Importance of the V1 region of the B30.2 domain of ape and NWM TRIM5αs for retrovirus restriction. Structures of the chimeras (a and c) and the altered amino acids on the B30.2 domain (b and d) made in this study are shown on the left, while their restriction properties are shown on the right. (a) White and black boxes indicate chimpanzee and gorilla sequences, respectively. (b and d) The amino acid positions corresponding to the human and NWM TRIM5α proteins are indicated above the constructs. (c) White boxes indicate tamarin-derived sequences, while black boxes indicate marmoset-derived sequences.

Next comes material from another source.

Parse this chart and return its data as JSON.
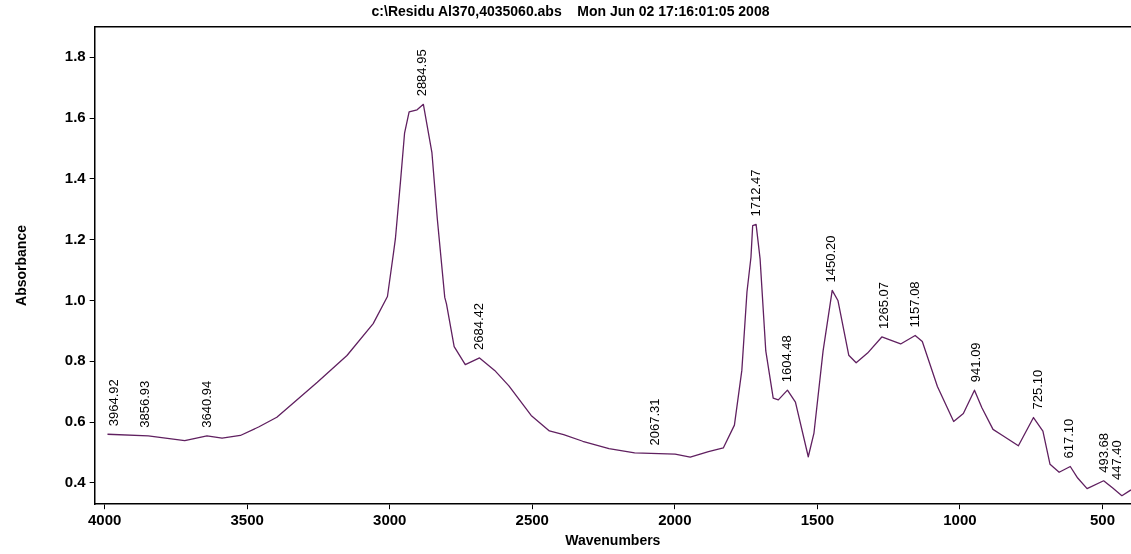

Restriction assays were scored as described in the legend to Fig. 2. Hsa, Homo sapiens; Ggo, Gorilla gorilla; Soe, Saguinus oedipus; Cgo, Callimico goeldii.

FIG. 4.

Importance of the V2 region of the B30.2 domain of orangutan TRIM5α for HIV-1 and SIVmac restriction. Structures of the B30.2 domain mutants are shown on the left, while the restriction properties of the variants on HIV-1, SIVmac, and N-MLV are shown on the right. The amino acid positions corresponding to the orangutan TRIM5α protein are indicated above the constructs. Restriction assays were scored as described in the legend to Fig. 2. Ppy, Pongo pygemateus.

FIG. 5.

Importance of the V3 region of NWM B30.2 domain for retrovirus restriction. Schematic representations of the chimeras between chimpanzee and Goeldi's marmoset (a) and of their variants with an insertion and point mutations (b) are presented on the left, while their ability to restrict HIV-1, SIVmac, and N-MLV is shown on the right. (a) Chimpanzee sequences are represented by black boxes, whereas those of marmoset are represented by white boxes. (b) A dot indicates that the amino acid is identical to that in the chimpanzee exon8 sequence, and a dash indicates an amino acid deletion. The amino acid positions corresponding to the chimpanzee TRIM5α protein are indicated above the constructs. Restriction assays were scored as described in the legend to Fig. 2. Ptr, Pan troglodytes; Cgo, Callimico goeldii.

FIG. 6.

Protein expression levels of the MC chimera and the Cgo-V3 mutant. Expression levels in extracts of control cells and cells transduced with vectors encoding huTRIM5, chimera MC, and mutant Cgo-V3 were examined by Western blotting using sera specific for TRIM5α (top) and α-tubulin (bottom). The arrow indicates the TRIM5-specific band. Cgo, Callmico goeldii.

FIG. 7.

Model for the structure of the B30.2 domain of primate TRIM5α based on the molecular structure of other SPRY and PRYSPRY domains reported previously (61). (a) Ribbon model showing β-sheets. (b) Filled model showing a potential binding surface. Red, green, and blue colors indicate the V1, V2, and V3 regions, respectively. Amino acids that were found to be important for retrovirus restriction are highlighted.